# Testing if one regressor is a proxy for another

I'm reading Guiso, Sapienza and Zingales: "Trusting the Stock Market" The Journal of Finance, Vol. 63, No. 6, 2008 and have a question about how they test whether trust is a proxy for risk aversion.

I'm looking at pg. 2584 where they talk about the Poisson count model estimate where the dependent variable is the number of stocks invested in (measure for diversification). Their mathematical model implies (in section I) that both risk aversion and trust increase diversification--I think I understand that part. My problem is with the regression they run (results shown in Panel A of Table VIII).
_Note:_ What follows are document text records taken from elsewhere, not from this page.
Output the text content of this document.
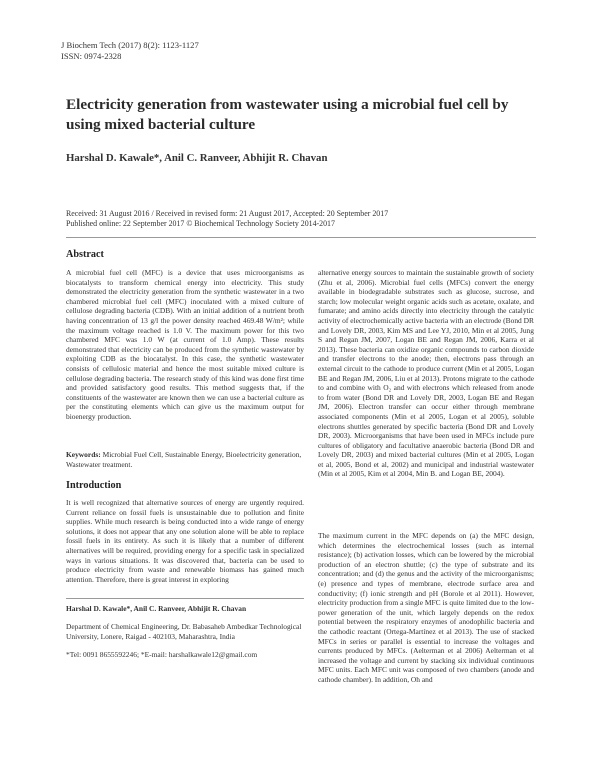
J Biochem Tech (2017) 8(2): 1123-1127
ISSN: 0974-2328
Electricity generation from wastewater using a microbial fuel cell by using mixed bacterial culture
Harshal D. Kawale*, Anil C. Ranveer, Abhijit R. Chavan
Received: 31 August 2016 / Received in revised form: 21 August 2017, Accepted: 20 September 2017
Published online: 22 September 2017 © Biochemical Technology Society 2014-2017
Abstract
A microbial fuel cell (MFC) is a device that uses microorganisms as biocatalysts to transform chemical energy into electricity. This study demonstrated the electricity generation from the synthetic wastewater in a two chambered microbial fuel cell (MFC) inoculated with a mixed culture of cellulose degrading bacteria (CDB). With an initial addition of a nutrient broth having concentration of 13 g/l the power density reached 469.48 W/m²; while the maximum voltage reached is 1.0 V. The maximum power for this two chambered MFC was 1.0 W (at current of 1.0 Amp). These results demonstrated that electricity can be produced from the synthetic wastewater by exploiting CDB as the biocatalyst. In this case, the synthetic wastewater consists of cellulosic material and hence the most suitable mixed culture is cellulose degrading bacteria. The research study of this kind was done first time and provided satisfactory good results. This method suggests that, if the constituents of the wastewater are known then we can use a bacterial culture as per the constituting elements which can give us the maximum output for bioenergy production.
Keywords: Microbial Fuel Cell, Sustainable Energy, Bioelectricity generation, Wastewater treatment.
Introduction
It is well recognized that alternative sources of energy are urgently required. Current reliance on fossil fuels is unsustainable due to pollution and finite supplies. While much research is being conducted into a wide range of energy solutions, it does not appear that any one solution alone will be able to replace fossil fuels in its entirety. As such it is likely that a number of different alternatives will be required, providing energy for a specific task in specialized ways in various situations. It was discovered that, bacteria can be used to produce electricity from waste and renewable biomass has gained much attention. Therefore, there is great interest in exploring
Harshal D. Kawale*, Anil C. Ranveer, Abhijit R. Chavan
Department of Chemical Engineering, Dr. Babasaheb Ambedkar Technological University, Lonere, Raigad - 402103, Maharashtra, India
*Tel: 0091 8655592246; *E-mail: harshalkawale12@gmail.com
alternative energy sources to maintain the sustainable growth of society (Zhu et al, 2006). Microbial fuel cells (MFCs) convert the energy available in biodegradable substrates such as glucose, sucrose, and starch; low molecular weight organic acids such as acetate, oxalate, and fumarate; and amino acids directly into electricity through the catalytic activity of electrochemically active bacteria with an electrode (Bond DR and Lovely DR, 2003, Kim MS and Lee YJ, 2010, Min et al 2005, Jung S and Regan JM, 2007, Logan BE and Regan JM, 2006, Karra et al 2013). These bacteria can oxidize organic compounds to carbon dioxide and transfer electrons to the anode; then, electrons pass through an external circuit to the cathode to produce current (Min et al 2005, Logan BE and Regan JM, 2006, Liu et al 2013). Protons migrate to the cathode to and combine with O₂ and with electrons which released from anode to from water (Bond DR and Lovely DR, 2003, Logan BE and Regan JM, 2006). Electron transfer can occur either through membrane associated components (Min et al 2005, Logan et al 2005), soluble electrons shuttles generated by specific bacteria (Bond DR and Lovely DR, 2003). Microorganisms that have been used in MFCs include pure cultures of obligatory and facultative anaerobic bacteria (Bond DR and Lovely DR, 2003) and mixed bacterial cultures (Min et al 2005, Logan et al, 2005, Bond et al, 2002) and municipal and industrial wastewater (Min et al 2005, Kim et al 2004, Min B. and Logan BE, 2004).
The maximum current in the MFC depends on (a) the MFC design, which determines the electrochemical losses (such as internal resistance); (b) activation losses, which can be lowered by the microbial production of an electron shuttle; (c) the type of substrate and its concentration; and (d) the genus and the activity of the microorganisms; (e) presence and types of membrane, electrode surface area and conductivity; (f) ionic strength and pH (Borole et al 2011). However, electricity production from a single MFC is quite limited due to the low-power generation of the unit, which largely depends on the redox potential between the respiratory enzymes of anodophilic bacteria and the cathodic reactant (Ortega-Martínez et al 2013). The use of stacked MFCs in series or parallel is essential to increase the voltages and currents produced by MFCs. (Aelterman et al 2006) Aelterman et al increased the voltage and current by stacking six individual continuous MFC units. Each MFC unit was composed of two chambers (anode and cathode chamber). In addition, Oh and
The authors claim that because the coefficient on trust is positive and significant it tells us that trust is not a proxy for risk aversion. I understand that this result is consistent with the model, but since (i) risk aversion should (theoretically, based on their model) also predict diversification, but (ii) the regression doesn't give a significant coefficient on risk aversion, and (iii) their measure of risk aversion is "noisy", i.e. has measurement error, and finally (iv) risk aversion and trust are correlated--albeit weakly as shown in Table III Panel C, couldn't they trust still be a proxy for risk aversion and with the coefficient estimate for trust being biased??

I might be missing something basic here...

But the correlation shown between "Trust" and Absolute Risk Aversion in the table you mention is $0.017$ which is not just "weak" -it is essentially non-existent, since with a finite number of (observational) data points, correlation even between random variables that are in reality uncorrelated, will not be exactly equal to zero (even with a sample size of $n=1,444$ as theirs).